The use of flow aids is only considered if a powder flows so unreliably,
- if automated powder processing is impeded, o
- when high-performance packaging machines block or
- if the product discharge from silos, big bags or bulk containers blocks
- when a bulk material tends to clump when at rest (time solidification).
Flow aids (another name is also anti-caking aid) are powders with a very low density that are particularly finely dispersed. This makes them extremely productive. Their specific surface area is extremely high. Their specific surface area is large. It can be more than 500 m²/g. Very small quantities can effectively coat powdery goods. Interparticular forces are reduced, fluid bridges disappear and the goods flow as expected.
Flow aids such as magnesium silicate, calcium silicate, silicon dioxide, (other names are also silica gel or silica) are extremely sensitive in terms of pressure and shear. If they are intensively mixed into bulk materials, their non-stick effect is lost. The flow aid must therefore be distributed minimally invasively into the bulk material; with minimal energy input. Nevertheless, the flow aid must coat all particles of the bulk material.
Flow aids are added to the bulk material only in proportions of 0.001 or 0.002 percent by weight. This makes the mixing task challenging.
The distribution of anti-caking agents in bulk materials is very demanding. Several conflicting goals must be overcome:
- If possible, the anti-caking agent should not have to be declared. This is particularly desired in the food industry
- Anti-caking agents should only be used in minimally small dosages; for example only 0.001 percent by weight
- Anti-caking agents are very light powders. They tend to "float" on the powder mixture
- Anti-caking agents are only effective if they are homogeneously distributed in the powder mixture
- The particle structure of the anti-caking agents is complex and extremely sensitive. Flow aids are only effective if they are unstressed i.e . have not been compacted and not sheared.
amixon® has dealt with these and similar tasks for many years and has developed particularly effective solutions. amixon® mixers are excellently suited for such mixing tasks. Bulk materials are made flowable by using minimally few anti-caking agents. This also happens when the batches are several cubic meters in size. This demanding process task is performed excellently in amixon® mixers in an optimally gentle manner, within a short mixing time.
amixon® test mixers of various sizes are available: 10 liters, 100 liters, 400 liters, 1000 liters, 2000 liters and 3000 liters.

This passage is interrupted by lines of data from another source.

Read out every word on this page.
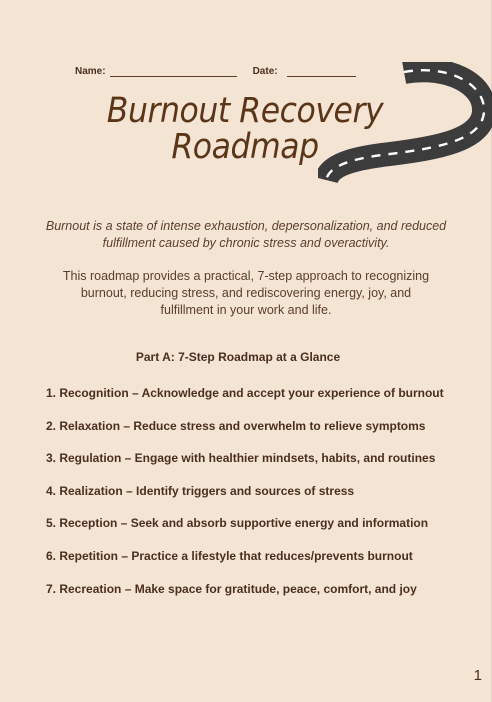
Name:	Date:
Burnout Recovery
Roadmap
Burnout is a state of intense exhaustion, depersonalization, and reduced fulfillment caused by chronic stress and overactivity.
This roadmap provides a practical, 7-step approach to recognizing burnout, reducing stress, and rediscovering energy, joy, and fulfillment in your work and life.
Part A: 7-Step Roadmap at a Glance
1. Recognition – Acknowledge and accept your experience of burnout
2. Relaxation – Reduce stress and overwhelm to relieve symptoms
3. Regulation – Engage with healthier mindsets, habits, and routines
4. Realization – Identify triggers and sources of stress
5. Reception – Seek and absorb supportive energy and information
6. Repetition – Practice a lifestyle that reduces/prevents burnout
7. Recreation – Make space for gratitude, peace, comfort, and joy
1
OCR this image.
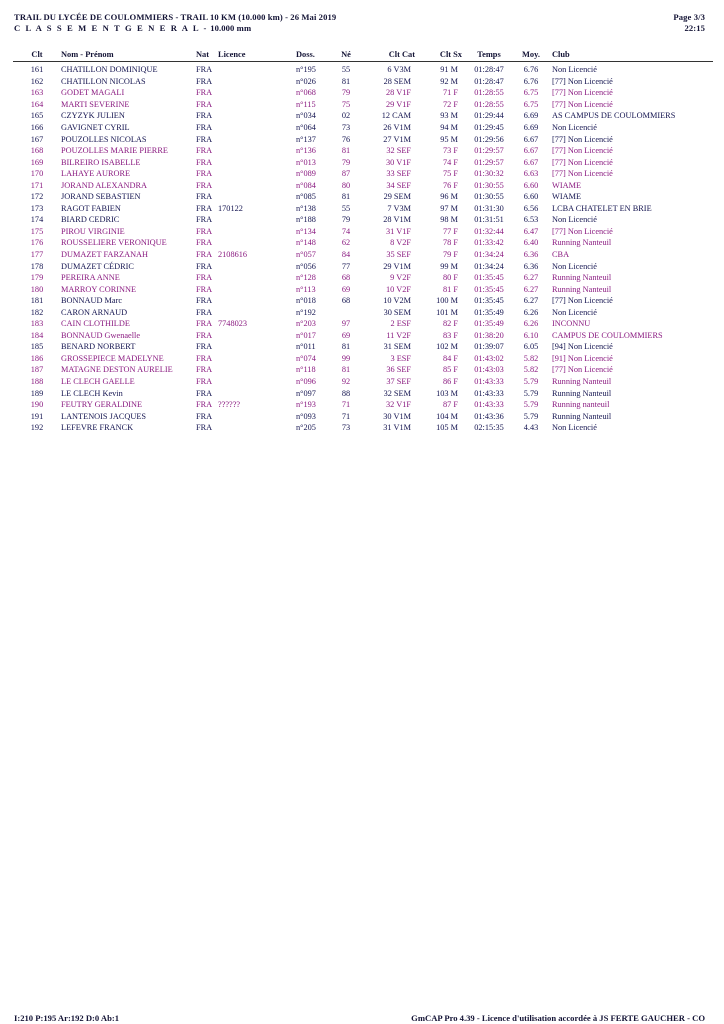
TRAIL DU LYCÉE DE COULOMMIERS - TRAIL 10 KM (10.000 km) - 26 Mai 2019
C L A S S E M E N T G E N E R A L - 10.000 mm
Page 3/3
22:15
Clt	Nom - Prénom	Nat	Licence	Doss.	Né	Clt Cat	Clt Sx	Temps	Moy.	Club
161	CHATILLON DOMINIQUE	FRA		n°195	55	6 V3M	91 M	01:28:47	6.76	Non Licencié
162	CHATILLON NICOLAS	FRA		n°026	81	28 SEM	92 M	01:28:47	6.76	[77] Non Licencié
163	GODET MAGALI	FRA		n°068	79	28 V1F	71 F	01:28:55	6.75	[77] Non Licencié
164	MARTI SEVERINE	FRA		n°115	75	29 V1F	72 F	01:28:55	6.75	[77] Non Licencié
165	CZYZYK JULIEN	FRA		n°034	02	12 CAM	93 M	01:29:44	6.69	AS CAMPUS DE COULOMMIERS
166	GAVIGNET CYRIL	FRA		n°064	73	26 V1M	94 M	01:29:45	6.69	Non Licencié
167	POUZOLLES NICOLAS	FRA		n°137	76	27 V1M	95 M	01:29:56	6.67	[77] Non Licencié
168	POUZOLLES MARIE PIERRE	FRA		n°136	81	32 SEF	73 F	01:29:57	6.67	[77] Non Licencié
169	BILREIRO ISABELLE	FRA		n°013	79	30 V1F	74 F	01:29:57	6.67	[77] Non Licencié
170	LAHAYE AURORE	FRA		n°089	87	33 SEF	75 F	01:30:32	6.63	[77] Non Licencié
171	JORAND ALEXANDRA	FRA		n°084	80	34 SEF	76 F	01:30:55	6.60	WIAME
172	JORAND SEBASTIEN	FRA		n°085	81	29 SEM	96 M	01:30:55	6.60	WIAME
173	RAGOT FABIEN	FRA	170122	n°138	55	7 V3M	97 M	01:31:30	6.56	LCBA CHATELET EN BRIE
174	BIARD CEDRIC	FRA		n°188	79	28 V1M	98 M	01:31:51	6.53	Non Licencié
175	PIROU VIRGINIE	FRA		n°134	74	31 V1F	77 F	01:32:44	6.47	[77] Non Licencié
176	ROUSSELIERE VERONIQUE	FRA		n°148	62	8 V2F	78 F	01:33:42	6.40	Running Nanteuil
177	DUMAZET FARZANAH	FRA	2108616	n°057	84	35 SEF	79 F	01:34:24	6.36	CBA
178	DUMAZET CÉDRIC	FRA		n°056	77	29 V1M	99 M	01:34:24	6.36	Non Licencié
179	PEREIRA ANNE	FRA		n°128	68	9 V2F	80 F	01:35:45	6.27	Running Nanteuil
180	MARROY CORINNE	FRA		n°113	69	10 V2F	81 F	01:35:45	6.27	Running Nanteuil
181	BONNAUD Marc	FRA		n°018	68	10 V2M	100 M	01:35:45	6.27	[77] Non Licencié
182	CARON ARNAUD	FRA		n°192		30 SEM	101 M	01:35:49	6.26	Non Licencié
183	CAIN CLOTHILDE	FRA	7748023	n°203	97	2 ESF	82 F	01:35:49	6.26	INCONNU
184	BONNAUD Gwenaelle	FRA		n°017	69	11 V2F	83 F	01:38:20	6.10	CAMPUS DE COULOMMIERS
185	BENARD NORBERT	FRA		n°011	81	31 SEM	102 M	01:39:07	6.05	[94] Non Licencié
186	GROSSEPIECE MADELYNE	FRA		n°074	99	3 ESF	84 F	01:43:02	5.82	[91] Non Licencié
187	MATAGNE DESTON AURELIE	FRA		n°118	81	36 SEF	85 F	01:43:03	5.82	[77] Non Licencié
188	LE CLECH GAELLE	FRA		n°096	92	37 SEF	86 F	01:43:33	5.79	Running Nanteuil
189	LE CLECH Kevin	FRA		n°097	88	32 SEM	103 M	01:43:33	5.79	Running Nanteuil
190	FEUTRY GERALDINE	FRA	??????	n°193	71	32 V1F	87 F	01:43:33	5.79	Running nanteuil
191	LANTENOIS JACQUES	FRA		n°093	71	30 V1M	104 M	01:43:36	5.79	Running Nanteuil
192	LEFEVRE FRANCK	FRA		n°205	73	31 V1M	105 M	02:15:35	4.43	Non Licencié
I:210 P:195 Ar:192 D:0 Ab:1	GmCAP Pro 4.39 - Licence d'utilisation accordée à JS FERTE GAUCHER - CO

The structure of the particle surface is characterized by the presence of many capillaries. The particles of the flow aid possess an extremely large surface area. In this respect, flow aids can also be used to absorb large quantities (more than a hundred times their own weight) of liquid and also to bind them permanently. This is referred to as "dry liquids". amixon® mixers are particularly suitable for producing dry liquids due to their gentle mode of operation.
Occasionally, "dry liquids" are produced to moisten critical powders and suppress their agglomeration. This method of powder wetting works without liquid spray systems.